Search code examples
tensorflowsamplingmontecarlotensorflow-probability

Tensorflow Probability Sampling Take Long Time


I am trying to use tfp for sampling process. draw samples from beta distribution and feed the result as probability input to draw sample from Binominal distribution. It took forever to run.

Am I supposed to run it this way or is there an optimal way?

'''

import tensorflow_probability as tfp
tfd = tfp.distributions

m = 100000 # sample size

### first sample from Beta distribution 
### and feed the result as probability to the binomial distribution sampling
s = tfd.Sample(
    tfd.Beta(2,2),
    sample_shape = m
)
phi = s.sample()

### Second sample from Binominal distribution 
### !!! it took forever to run...
s2 = tfd.Sample(
    tfd.Binomial(total_count=10, probs=phi),
    sample_shape = m
)

y = s2.sample() # not working well


### scipy code which works well:
from scipy import stats
m = 100000 # sample size
phi = stats.beta.rvs(2, 2, size = m)
y = stats.binom.rvs(10, phi, size = m)

'''


Solution

  • TFP Distributions support a concept we call "batch shape". Here, by giving probs=phi with phi.shape = [100000], you are effectively creating a "batch" of 100k Binomials. Then you're sampling 100k times from those, which is trying to create 1e10 samples, which is gonna take a while!
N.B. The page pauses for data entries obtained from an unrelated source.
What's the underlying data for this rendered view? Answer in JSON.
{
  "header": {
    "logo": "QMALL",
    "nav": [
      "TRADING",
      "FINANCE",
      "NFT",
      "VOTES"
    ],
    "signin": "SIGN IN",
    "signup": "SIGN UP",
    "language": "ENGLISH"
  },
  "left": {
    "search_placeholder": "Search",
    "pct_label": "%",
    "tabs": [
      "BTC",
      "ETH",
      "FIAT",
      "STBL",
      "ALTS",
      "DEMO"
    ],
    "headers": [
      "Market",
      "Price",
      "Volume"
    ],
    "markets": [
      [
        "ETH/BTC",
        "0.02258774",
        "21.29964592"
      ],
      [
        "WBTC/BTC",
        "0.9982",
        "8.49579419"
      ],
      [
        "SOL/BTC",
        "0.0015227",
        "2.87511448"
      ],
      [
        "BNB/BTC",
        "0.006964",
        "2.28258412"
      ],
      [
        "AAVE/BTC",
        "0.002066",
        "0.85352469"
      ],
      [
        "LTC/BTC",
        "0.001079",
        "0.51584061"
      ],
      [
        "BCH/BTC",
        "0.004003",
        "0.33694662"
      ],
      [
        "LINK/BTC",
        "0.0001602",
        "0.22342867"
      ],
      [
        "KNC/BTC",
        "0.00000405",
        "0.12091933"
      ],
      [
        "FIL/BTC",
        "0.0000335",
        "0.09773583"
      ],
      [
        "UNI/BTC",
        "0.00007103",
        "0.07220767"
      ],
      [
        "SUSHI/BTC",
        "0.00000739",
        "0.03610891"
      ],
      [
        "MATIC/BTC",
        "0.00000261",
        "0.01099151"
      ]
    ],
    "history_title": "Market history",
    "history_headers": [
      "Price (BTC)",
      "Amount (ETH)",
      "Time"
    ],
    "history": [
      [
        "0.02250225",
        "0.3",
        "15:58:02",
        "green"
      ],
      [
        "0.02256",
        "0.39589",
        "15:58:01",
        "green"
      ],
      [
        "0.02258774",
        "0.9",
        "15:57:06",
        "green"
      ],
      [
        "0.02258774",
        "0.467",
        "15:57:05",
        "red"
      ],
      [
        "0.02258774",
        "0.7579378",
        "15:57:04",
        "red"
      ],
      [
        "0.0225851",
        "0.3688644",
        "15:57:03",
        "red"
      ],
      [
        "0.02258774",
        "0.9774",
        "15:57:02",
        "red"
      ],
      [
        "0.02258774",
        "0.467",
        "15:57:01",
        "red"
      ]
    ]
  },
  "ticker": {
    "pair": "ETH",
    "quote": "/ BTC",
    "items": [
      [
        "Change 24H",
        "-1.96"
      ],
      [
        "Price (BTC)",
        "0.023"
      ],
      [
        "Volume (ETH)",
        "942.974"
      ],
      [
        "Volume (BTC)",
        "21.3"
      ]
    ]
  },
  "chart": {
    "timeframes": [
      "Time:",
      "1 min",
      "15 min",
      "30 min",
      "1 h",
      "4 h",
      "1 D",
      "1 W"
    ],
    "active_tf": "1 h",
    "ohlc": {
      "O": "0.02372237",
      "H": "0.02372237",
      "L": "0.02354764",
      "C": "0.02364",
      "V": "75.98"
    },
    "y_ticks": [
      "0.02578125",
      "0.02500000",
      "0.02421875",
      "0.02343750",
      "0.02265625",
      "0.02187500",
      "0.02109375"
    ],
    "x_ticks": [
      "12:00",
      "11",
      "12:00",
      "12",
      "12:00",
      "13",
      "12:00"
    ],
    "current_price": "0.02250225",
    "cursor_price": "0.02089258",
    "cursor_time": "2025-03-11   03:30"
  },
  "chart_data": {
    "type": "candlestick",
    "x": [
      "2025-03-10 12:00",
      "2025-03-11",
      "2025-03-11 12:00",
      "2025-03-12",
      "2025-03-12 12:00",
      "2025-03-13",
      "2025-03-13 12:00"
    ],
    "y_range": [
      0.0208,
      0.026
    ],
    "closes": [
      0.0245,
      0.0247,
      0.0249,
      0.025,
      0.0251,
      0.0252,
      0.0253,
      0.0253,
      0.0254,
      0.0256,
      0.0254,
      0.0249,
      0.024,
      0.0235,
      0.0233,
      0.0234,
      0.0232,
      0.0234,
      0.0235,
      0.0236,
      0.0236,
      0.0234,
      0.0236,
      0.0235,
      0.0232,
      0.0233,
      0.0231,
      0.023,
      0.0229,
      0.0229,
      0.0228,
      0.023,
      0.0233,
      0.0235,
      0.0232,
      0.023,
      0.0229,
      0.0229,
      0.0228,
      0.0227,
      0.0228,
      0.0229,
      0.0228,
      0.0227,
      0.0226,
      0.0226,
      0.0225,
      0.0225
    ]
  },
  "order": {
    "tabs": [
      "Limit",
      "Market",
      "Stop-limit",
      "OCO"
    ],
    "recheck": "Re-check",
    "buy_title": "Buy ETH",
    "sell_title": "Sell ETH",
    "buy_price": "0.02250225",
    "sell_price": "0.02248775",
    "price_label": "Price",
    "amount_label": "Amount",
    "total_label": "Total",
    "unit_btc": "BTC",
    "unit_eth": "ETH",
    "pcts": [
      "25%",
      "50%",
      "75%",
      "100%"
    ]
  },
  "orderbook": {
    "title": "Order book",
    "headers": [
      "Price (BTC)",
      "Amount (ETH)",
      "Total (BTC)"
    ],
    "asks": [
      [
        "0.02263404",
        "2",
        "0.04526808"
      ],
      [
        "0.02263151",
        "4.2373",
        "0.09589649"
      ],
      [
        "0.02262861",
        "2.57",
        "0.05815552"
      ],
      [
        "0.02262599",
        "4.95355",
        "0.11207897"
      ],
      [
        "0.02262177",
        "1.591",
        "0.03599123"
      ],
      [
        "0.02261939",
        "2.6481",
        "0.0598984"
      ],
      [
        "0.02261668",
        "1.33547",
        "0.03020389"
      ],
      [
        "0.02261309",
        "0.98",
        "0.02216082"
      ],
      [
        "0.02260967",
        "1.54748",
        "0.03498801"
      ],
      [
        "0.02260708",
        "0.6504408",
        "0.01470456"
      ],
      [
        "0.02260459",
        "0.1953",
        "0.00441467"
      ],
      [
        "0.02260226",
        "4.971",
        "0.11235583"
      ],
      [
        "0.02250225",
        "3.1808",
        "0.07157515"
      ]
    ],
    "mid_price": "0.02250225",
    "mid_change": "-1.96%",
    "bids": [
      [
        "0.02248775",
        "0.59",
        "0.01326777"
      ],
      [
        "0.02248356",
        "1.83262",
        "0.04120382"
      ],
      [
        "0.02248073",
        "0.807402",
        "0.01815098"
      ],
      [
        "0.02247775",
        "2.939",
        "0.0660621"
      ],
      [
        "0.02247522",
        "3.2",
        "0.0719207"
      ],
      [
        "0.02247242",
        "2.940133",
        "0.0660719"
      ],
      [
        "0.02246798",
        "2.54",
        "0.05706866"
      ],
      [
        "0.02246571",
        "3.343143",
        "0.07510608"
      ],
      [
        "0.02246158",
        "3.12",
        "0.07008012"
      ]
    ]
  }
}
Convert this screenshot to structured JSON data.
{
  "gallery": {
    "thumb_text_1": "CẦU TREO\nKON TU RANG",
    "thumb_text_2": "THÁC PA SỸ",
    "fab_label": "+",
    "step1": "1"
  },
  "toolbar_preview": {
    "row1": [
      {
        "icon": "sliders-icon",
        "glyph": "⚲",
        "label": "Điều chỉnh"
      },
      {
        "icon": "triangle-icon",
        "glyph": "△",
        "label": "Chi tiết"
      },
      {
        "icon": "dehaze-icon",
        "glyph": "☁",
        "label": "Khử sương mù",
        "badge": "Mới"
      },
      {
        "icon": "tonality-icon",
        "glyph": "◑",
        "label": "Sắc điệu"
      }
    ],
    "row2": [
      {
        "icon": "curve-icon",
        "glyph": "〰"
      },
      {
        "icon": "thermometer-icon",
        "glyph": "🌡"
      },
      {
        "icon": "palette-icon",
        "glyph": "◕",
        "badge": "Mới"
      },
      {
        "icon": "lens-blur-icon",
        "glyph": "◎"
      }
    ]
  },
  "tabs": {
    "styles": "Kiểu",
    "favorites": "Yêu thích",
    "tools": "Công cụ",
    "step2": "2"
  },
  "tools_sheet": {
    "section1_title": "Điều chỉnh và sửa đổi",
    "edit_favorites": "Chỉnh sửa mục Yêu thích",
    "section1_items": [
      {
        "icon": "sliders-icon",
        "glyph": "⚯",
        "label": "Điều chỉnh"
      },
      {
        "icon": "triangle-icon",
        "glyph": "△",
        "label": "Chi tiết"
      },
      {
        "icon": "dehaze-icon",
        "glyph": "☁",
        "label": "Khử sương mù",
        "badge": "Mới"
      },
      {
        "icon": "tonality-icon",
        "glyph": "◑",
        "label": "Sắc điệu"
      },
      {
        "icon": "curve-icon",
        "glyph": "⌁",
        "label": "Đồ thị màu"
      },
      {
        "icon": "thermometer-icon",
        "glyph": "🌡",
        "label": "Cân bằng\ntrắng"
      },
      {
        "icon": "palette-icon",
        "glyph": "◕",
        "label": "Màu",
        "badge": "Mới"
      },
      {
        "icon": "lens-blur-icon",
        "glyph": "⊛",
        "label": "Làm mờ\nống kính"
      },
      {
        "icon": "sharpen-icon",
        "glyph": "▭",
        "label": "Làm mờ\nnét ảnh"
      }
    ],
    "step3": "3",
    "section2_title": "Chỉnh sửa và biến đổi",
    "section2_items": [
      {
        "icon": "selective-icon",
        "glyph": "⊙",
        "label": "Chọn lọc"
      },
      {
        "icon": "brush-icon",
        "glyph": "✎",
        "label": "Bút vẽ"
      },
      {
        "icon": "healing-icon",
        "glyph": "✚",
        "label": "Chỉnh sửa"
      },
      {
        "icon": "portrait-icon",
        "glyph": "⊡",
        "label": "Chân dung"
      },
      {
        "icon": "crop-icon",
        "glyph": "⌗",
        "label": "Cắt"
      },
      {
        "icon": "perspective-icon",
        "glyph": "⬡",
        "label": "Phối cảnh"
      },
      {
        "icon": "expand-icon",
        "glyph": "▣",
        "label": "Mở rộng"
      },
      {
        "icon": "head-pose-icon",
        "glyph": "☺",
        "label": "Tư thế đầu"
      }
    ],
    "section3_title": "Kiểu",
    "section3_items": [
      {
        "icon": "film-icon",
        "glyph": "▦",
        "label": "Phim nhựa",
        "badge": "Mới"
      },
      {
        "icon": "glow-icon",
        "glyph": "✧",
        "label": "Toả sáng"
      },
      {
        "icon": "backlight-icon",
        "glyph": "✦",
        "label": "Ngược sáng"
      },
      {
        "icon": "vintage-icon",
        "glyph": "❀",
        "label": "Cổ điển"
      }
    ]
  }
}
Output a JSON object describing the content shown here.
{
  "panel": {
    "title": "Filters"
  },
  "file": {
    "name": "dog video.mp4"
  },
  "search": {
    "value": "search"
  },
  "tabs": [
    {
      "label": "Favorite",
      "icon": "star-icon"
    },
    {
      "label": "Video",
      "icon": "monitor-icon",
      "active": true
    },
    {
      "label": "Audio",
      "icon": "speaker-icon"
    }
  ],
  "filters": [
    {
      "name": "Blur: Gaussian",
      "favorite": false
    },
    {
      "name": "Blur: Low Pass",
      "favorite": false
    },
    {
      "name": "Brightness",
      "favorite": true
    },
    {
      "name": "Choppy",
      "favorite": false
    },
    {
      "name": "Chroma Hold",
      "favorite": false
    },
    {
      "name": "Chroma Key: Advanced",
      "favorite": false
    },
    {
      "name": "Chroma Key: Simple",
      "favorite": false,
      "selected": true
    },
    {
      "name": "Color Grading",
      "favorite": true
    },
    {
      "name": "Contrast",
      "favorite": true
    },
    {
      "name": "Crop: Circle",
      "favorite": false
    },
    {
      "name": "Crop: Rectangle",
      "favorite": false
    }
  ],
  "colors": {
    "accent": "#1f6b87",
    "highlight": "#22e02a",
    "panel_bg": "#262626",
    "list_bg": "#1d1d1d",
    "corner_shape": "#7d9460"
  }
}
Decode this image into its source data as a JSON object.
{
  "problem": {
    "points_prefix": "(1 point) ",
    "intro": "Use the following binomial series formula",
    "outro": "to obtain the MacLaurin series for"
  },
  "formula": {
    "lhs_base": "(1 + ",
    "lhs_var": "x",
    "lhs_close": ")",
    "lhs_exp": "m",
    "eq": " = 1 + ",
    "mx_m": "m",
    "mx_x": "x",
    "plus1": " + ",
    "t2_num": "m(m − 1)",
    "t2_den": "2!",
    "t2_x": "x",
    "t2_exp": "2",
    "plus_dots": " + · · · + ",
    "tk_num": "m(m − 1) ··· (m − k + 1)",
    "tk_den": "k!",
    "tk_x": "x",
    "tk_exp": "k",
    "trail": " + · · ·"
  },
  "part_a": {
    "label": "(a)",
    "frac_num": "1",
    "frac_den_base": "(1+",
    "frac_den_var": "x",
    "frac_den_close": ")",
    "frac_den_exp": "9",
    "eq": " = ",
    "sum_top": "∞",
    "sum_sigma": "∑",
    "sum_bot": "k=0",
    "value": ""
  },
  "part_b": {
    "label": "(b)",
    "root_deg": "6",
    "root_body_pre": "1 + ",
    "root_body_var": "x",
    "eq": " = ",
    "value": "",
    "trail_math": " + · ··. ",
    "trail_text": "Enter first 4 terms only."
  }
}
Instead, try this:

    m = 100000
    s = tfd.Sample(
        tfd.Beta(2,2),
        sample_shape = m
    )
    phi = s.sample()
    
    ### Second sample from Binominal distribution 
    s2 = tfd.Binomial(total_count=10, probs=phi)
    
    y = s2.sample()
    

    Alternatively, use tfd.BetaBinomial!

    bb = tfd.BetaBinomial(total_count=10, concentration1=2, concentration0=2)
    bb.sample(100000)
    

    But most importantly, have a look at the example notebook talking through TFP's shape semantics: https://www.tensorflow.org/probability/examples/Understanding_TensorFlow_Distributions_Shapes

    Cheers!